Г-н Фьерсе узнал еще много и другого. В обществе начальников эскадры и капитанов, которые часто собирались вместе ужинать, он узнал, что во время морских войн чрезвычайно часто случается пушечная канонада, стрельба картечью, абордаж, кораблекрушение, рукопашные схватки, весьма часто тонут суда, что моряки весьма часто погибают. То тут то там, за круглым столом постоянно слышались рассказы, и в то же время непрестанно опоражнивались стаканы с вином за здоровье короля. Там пили и дружески беседовали Шоффольт, де Фроменьер, и д'Амблимон так же, как граф Дюгэ и де ля Бедойер, которые впоследствии так прославились. Но среди всех особенно выделялся маркиз де Водрэйль, один из наилучших моряков своего времени; начальник эскадры питал к нему особенною дружбу. Среди таких людей Фьерсе казался совсем ничтожным, и его анекдоты из придворной жизни мало способствовали его возвышению в их глазах. Он пытался возвыситься до уровня этих воспитанных на подвигах людей, но почти ничего не достиг. Во время первого же ужина он рассказал о симпатии, которую к нему питала г-жа де Коссак и, не конфузясь, рассказал, как его брат заколол шпагой маркиза. Но этот рассказ был холодно принят этими людьми, которые в силу правил галантности и дуэли не раз поражали гораздо более страшных противников, чем старый придворный рогоносец.

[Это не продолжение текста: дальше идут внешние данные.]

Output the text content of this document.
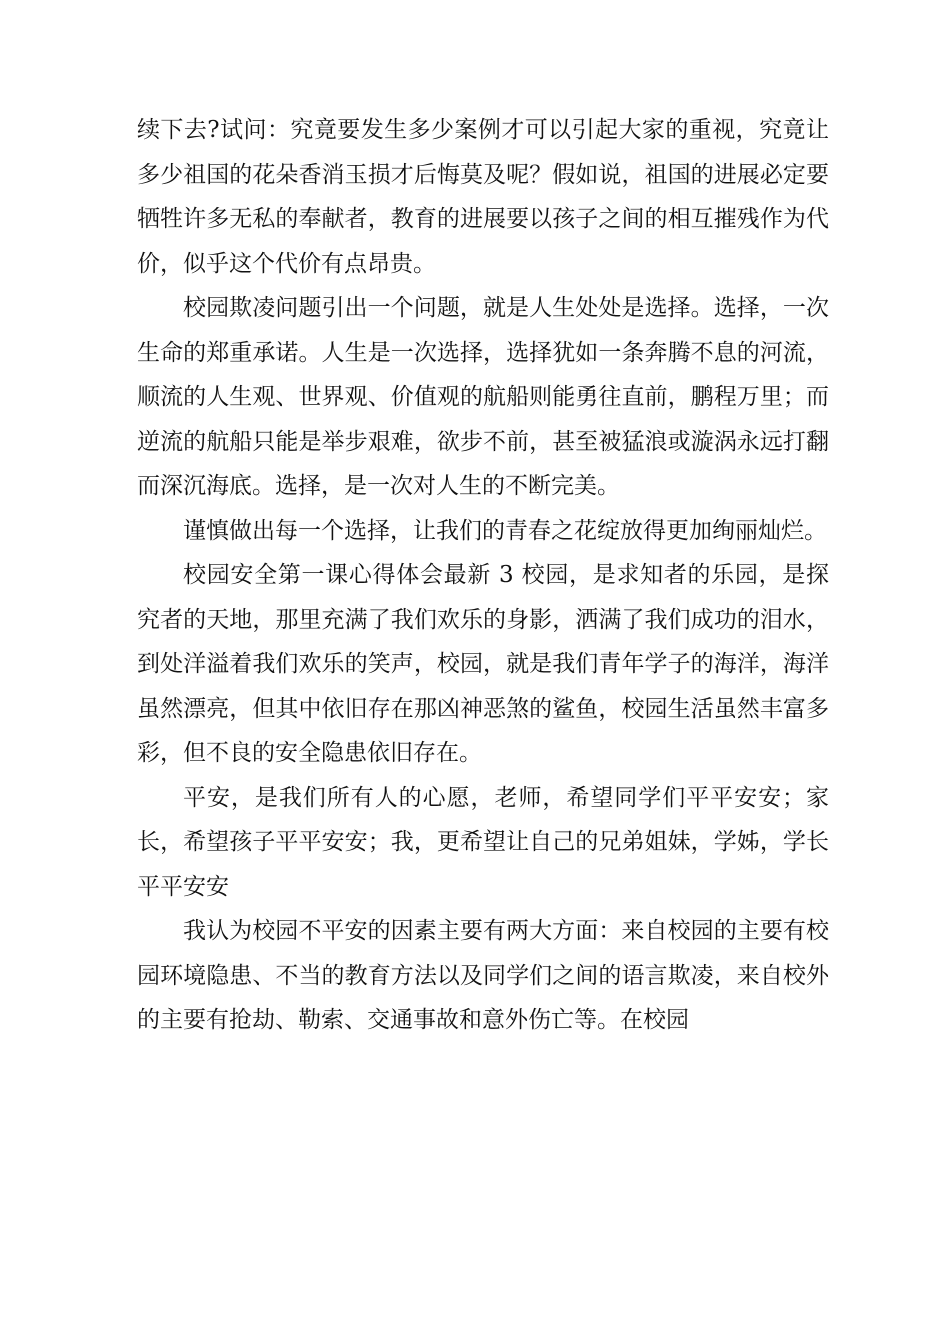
续下去?试问：究竟要发生多少案例才可以引起大家的重视，究竟让多少祖国的花朵香消玉损才后悔莫及呢？假如说，祖国的进展必定要牺牲许多无私的奉献者，教育的进展要以孩子之间的相互摧残作为代价，似乎这个代价有点昂贵。

校园欺凌问题引出一个问题，就是人生处处是选择。选择，一次生命的郑重承诺。人生是一次选择，选择犹如一条奔腾不息的河流，顺流的人生观、世界观、价值观的航船则能勇往直前，鹏程万里；而逆流的航船只能是举步艰难，欲步不前，甚至被猛浪或漩涡永远打翻而深沉海底。选择，是一次对人生的不断完美。

谨慎做出每一个选择，让我们的青春之花绽放得更加绚丽灿烂。

校园安全第一课心得体会最新 3 校园，是求知者的乐园，是探究者的天地，那里充满了我们欢乐的身影，洒满了我们成功的泪水，到处洋溢着我们欢乐的笑声，校园，就是我们青年学子的海洋，海洋虽然漂亮，但其中依旧存在那凶神恶煞的鲨鱼，校园生活虽然丰富多彩，但不良的安全隐患依旧存在。

平安，是我们所有人的心愿，老师，希望同学们平平安安；家长，希望孩子平平安安；我，更希望让自己的兄弟姐妹，学姊，学长平平安安

我认为校园不平安的因素主要有两大方面：来自校园的主要有校园环境隐患、不当的教育方法以及同学们之间的语言欺凌，来自校外的主要有抢劫、勒索、交通事故和意外伤亡等。在校园
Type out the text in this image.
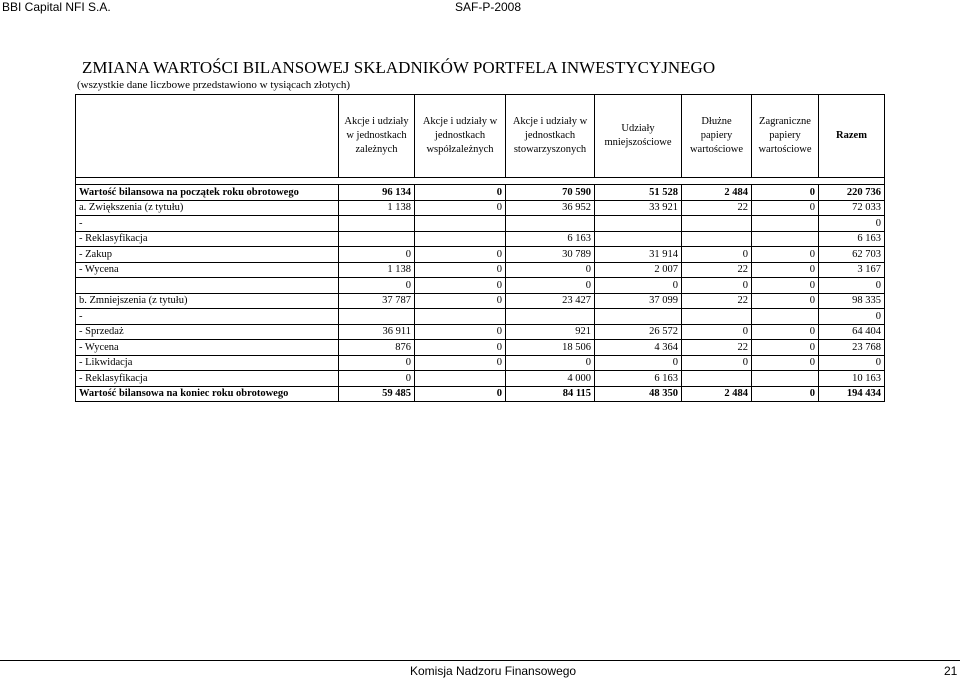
BBI Capital NFI S.A.	SAF-P-2008
ZMIANA WARTOŚCI BILANSOWEJ SKŁADNIKÓW PORTFELA INWESTYCYJNEGO
(wszystkie dane liczbowe przedstawiono w tysiącach złotych)
	Akcje i udziały w jednostkach zależnych	Akcje i udziały w jednostkach współzależnych	Akcje i udziały w jednostkach stowarzyszonych	Udziały mniejszościowe	Dłużne papiery wartościowe	Zagraniczne papiery wartościowe	Razem

Wartość bilansowa na początek roku obrotowego	96 134	0	70 590	51 528	2 484	0	220 736
a. Zwiększenia (z tytułu)	1 138	0	36 952	33 921	22	0	72 033
-							0
- Reklasyfikacja			6 163				6 163
- Zakup	0	0	30 789	31 914	0	0	62 703
- Wycena	1 138	0	0	2 007	22	0	3 167
	0	0	0	0	0	0	0
b. Zmniejszenia (z tytułu)	37 787	0	23 427	37 099	22	0	98 335
-							0
- Sprzedaż	36 911	0	921	26 572	0	0	64 404
- Wycena	876	0	18 506	4 364	22	0	23 768
- Likwidacja	0	0	0	0	0	0	0
- Reklasyfikacja	0		4 000	6 163			10 163
Wartość bilansowa na koniec roku obrotowego	59 485	0	84 115	48 350	2 484	0	194 434
Komisja Nadzoru Finansowego	21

Что же до сражений и победоносных схваток, о чем в особенности беседовали капитаны и г-н Эстандюэр, то кавалер Фьерсе ничего подобного не испытал, а фантазировать на эту тему перед такой компетентной компанией он не решался.
Иногда, во время особенно ярких эпических повествований маркиза де Водрэйля, и д'Амблимона, г-н де Фьерсе настолько забывался, что начинал заметно дрожать.
— Этот версальский франтик, — признался в конце концов начальник эскадры, — может быть не так-то доблестен, как я думал.
Городок Рошфор был в радужном настроении. Был близок отъезд эскадры, и это наполняло улицы радостным шумом и беззаботным дебоширством.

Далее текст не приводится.